الرسمة لـValeria Araya (حسابها @onreivni على إنستاغرام)

Illustration by Valeria Araya (@onreivni on instagram)

Feeling the Weight: Some Beginning Notes on Disability, Access and Love

This essay was originally published in Issue Ten of Makeshift Magazine by Mia Mingus.

 

This is a beginning; a dive into waters that I swim every day, but have been taught not to speak about.  I struggle with how to talk about love out loud in a way that holds access and doesn’t diminish love in all its glory, but instead illuminates how ableism twists and threatens love and relationships. Needing to constantly negotiate access for my physical disability within all my relationships in an ableist world has shaped the kind of connection and love I am able to have.  I have been scared to open up the Pandora’s box that holds the intimacies of ableism.  Scared to talk about some of the deepest parts of what disability has meant in my life.

Most days I feel like access and love are like oil and water.  I wonder how the two can possibly coexist.  I am speaking of love broadly, meaning any relationship where there is love, whether that is between friends, lovers, family members (chosen, birth, situational), community members, etc. As a queer disabled woman of color adoptee, I am questioning the very fabric that makes up love and, in particular, disabled people’s access to love—or, rather, the kinds of love (and relationships) that disabled people have access to.  How can disabled people who rely on our loved ones for daily access be our whole selves when that threatens the relationships our access and survival depends on?  And how can this support genuine, deep, loving relationships?

The activist-dreamer-revolutionary part of me believes that access and love don’t have to be separate.  It is the part of me that is committed to revolutionary love, radical love, or whatever it’s being called these days.  It lives off of the idea that somehow, if we work hard enough at this thing called liberation, our lives will be different: institutions, relationships and all.

But my life has proven different.  My lived experience has left me holding one half of my heart in each hand, one for access and one for love, crushed.  I have found myself on cold windy cliffs, staring at the canyon between the two.
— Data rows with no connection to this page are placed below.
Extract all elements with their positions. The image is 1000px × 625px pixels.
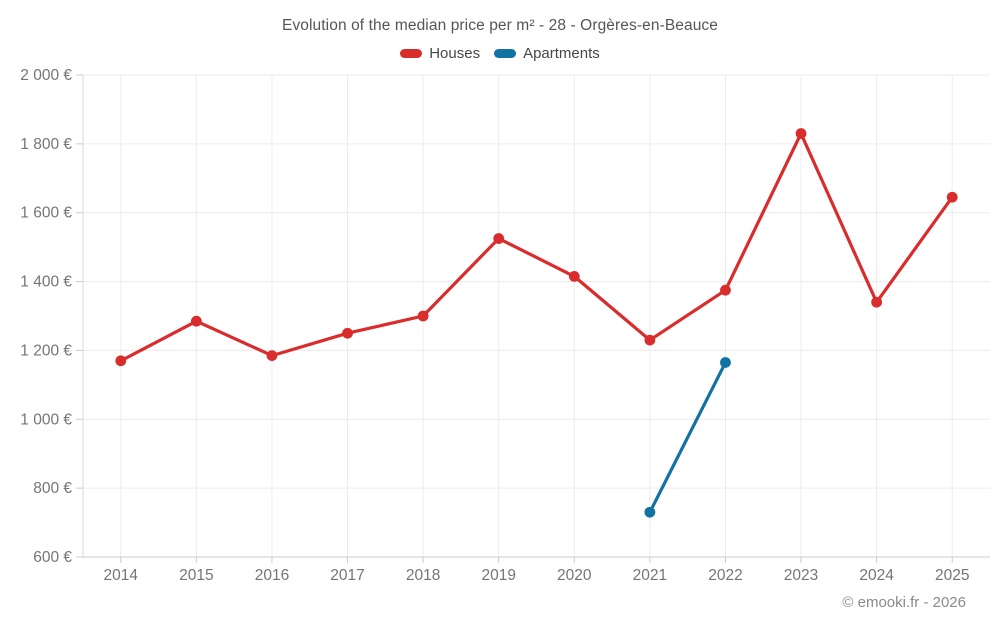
series-line-houses[interactable]	[119, 131, 954, 363]
data-point-houses-2017[interactable]	[342, 327, 353, 339]
x-axis-tick-label: 2018	[406, 567, 440, 584]
x-axis-tick-label: 2022	[708, 567, 742, 584]
y-axis-tick-label: 1 400 €	[20, 274, 72, 291]
copyright-footer: © emooki.fr - 2026	[842, 594, 966, 611]
houses-series-swatch-icon	[400, 49, 423, 58]
y-axis-tick-label: 800 €	[33, 480, 72, 497]
data-point-houses-2025[interactable]	[946, 191, 958, 203]
data-point-houses-2016[interactable]	[266, 350, 278, 361]
y-axis-tick-label: 1 000 €	[20, 411, 72, 428]
x-axis-tick-label: 2014	[104, 567, 139, 584]
x-axis-tick-label: 2020	[557, 567, 592, 584]
apartments-series-swatch-icon	[494, 49, 517, 58]
x-axis-tick-label: 2015	[179, 567, 213, 584]
data-point-houses-2015[interactable]	[190, 315, 202, 327]
legend-label-apartments: Apartments	[523, 45, 600, 62]
x-axis-tick-label: 2019	[481, 567, 515, 584]
x-axis-tick-label: 2016	[255, 567, 289, 584]
x-axis-tick-label: 2023	[784, 567, 818, 584]
y-axis-tick-label: 1 200 €	[20, 342, 72, 359]
legend-item-apartments[interactable]: Apartments	[494, 45, 600, 62]
x-axis-tick-label: 2025	[935, 567, 969, 584]
data-point-houses-2020[interactable]	[568, 271, 580, 282]
y-axis-tick-label: 1 600 €	[20, 205, 72, 222]
x-axis-tick-label: 2017	[330, 567, 364, 584]
legend: Houses Apartments	[0, 45, 1000, 62]
data-point-houses-2022[interactable]	[720, 284, 731, 296]
data-point-apartments-2022[interactable]	[720, 357, 731, 368]
legend-label-houses: Houses	[429, 45, 481, 62]
data-point-apartments-2021[interactable]	[644, 506, 656, 518]
legend-item-houses[interactable]: Houses	[400, 45, 480, 62]
y-axis-tick-label: 600 €	[33, 549, 72, 566]
y-axis-tick-label: 2 000 €	[20, 67, 72, 84]
chart-title: Evolution of the median price per m² - 2…	[282, 17, 718, 34]
series-line-apartments[interactable]	[648, 360, 728, 514]
x-axis-tick-label: 2024	[859, 567, 894, 584]
data-point-houses-2019[interactable]	[493, 233, 505, 244]
data-point-houses-2024[interactable]	[871, 296, 883, 308]
data-point-houses-2014[interactable]	[115, 355, 127, 367]
data-point-houses-2021[interactable]	[644, 334, 656, 346]
y-axis-tick-label: 1 800 €	[20, 136, 72, 153]
data-point-houses-2018[interactable]	[417, 310, 429, 322]
x-axis-tick-label: 2021	[633, 567, 667, 584]
data-point-houses-2023[interactable]	[795, 128, 807, 139]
I have watched ableism tear apart relationships with people I love.  I have seen access be too much of a barrier for people to be in relationship with each other.  I have made excuses for inaccessibility because I loved people and didn’t want to lose relationship with them.  I have excused racism, sexism, violence, homophobia because I didn’t want to, couldn’t afford to, lose access.  I have asked for access or raised ableism in relationships, only to have those relationships end abruptly. I have stayed in relationships for access and I have been too afraid to enter into relationships because of access. I have had access held over my head, leveraged for able-bodied supremacist means, or treated like a reward for good behavior.  I have had access made invisible or belittled by loved ones; I have had to make access happen so the person providing access didn’t know they were.  I have kept parts of myself from people I love because I was afraid to, didn’t know how to, be whole and complex in the context of needing access.

This is the cruelty of ableism: it robs us from each other.  This is the weight of access.  This is what gets said in whispers, not on the microphone and at the panel.  This is what gets shared in a fleeting glance between us, disabled, sick, crip folks; a recognition, a silent sigh, an unfocused stare.  This is what we don’t share, don’t know how to share, because it is so instinctual, so ground-level, so what’s-the-point-it’s-never-going-to-change.  This is the air I’ve breathed since I can remember, as a disabled child, never knowing it could be any different—never having been able bodied.

The weight of inaccessibility is not logistical.  It is not just about ramps, ASL interpreters, straws and elevators.  It is a shifting, changing wall—an ocean—between you and I.  It is just as much feeling and trauma as it is material and concrete.  It is something felt, not just talked about.  It is made up of isolation from another night at home while everyone else goes to the party.  The fear of being left by the people you love and who are supposed to love you.  The pain of staring or passing, the sting of disappointment, the exhaustion of having the same conversations over and over again.  The throbbing foolishness of getting your hopes up and the shrinking of yourself in order to maintain.  It is an echoing loneliness; part shame, part guilt, part constant apology and thank you.  It is knowing that no matter how the conditions around me change, my body will still not be able to do certain things—it will still need other people, it will still signal dependence, it will still be disabled.

At 30, I have experienced many different kinds of beautiful love, largely because I have had the privilege of not being locked away in an institution, group home or my family’s back room like many disabled people.  And indeed, to question the love I have been honored to experience on this page is terrifying and puts my current relationships, love and access at risk.  But these are the parts of disability justice and liberation that keep me up at night, that have hurt more than any ableist remark, that have left more scars than any surgery.  This is the underbelly of ableism.  This is what I fear we will be left to wrestle with after every building is made accessible and every important policy is passed.  This is what I desire as a queer disabled woman of color adoptee: to be able to love and not have access used as a weapon, and to be able to have access without the fear of losing love.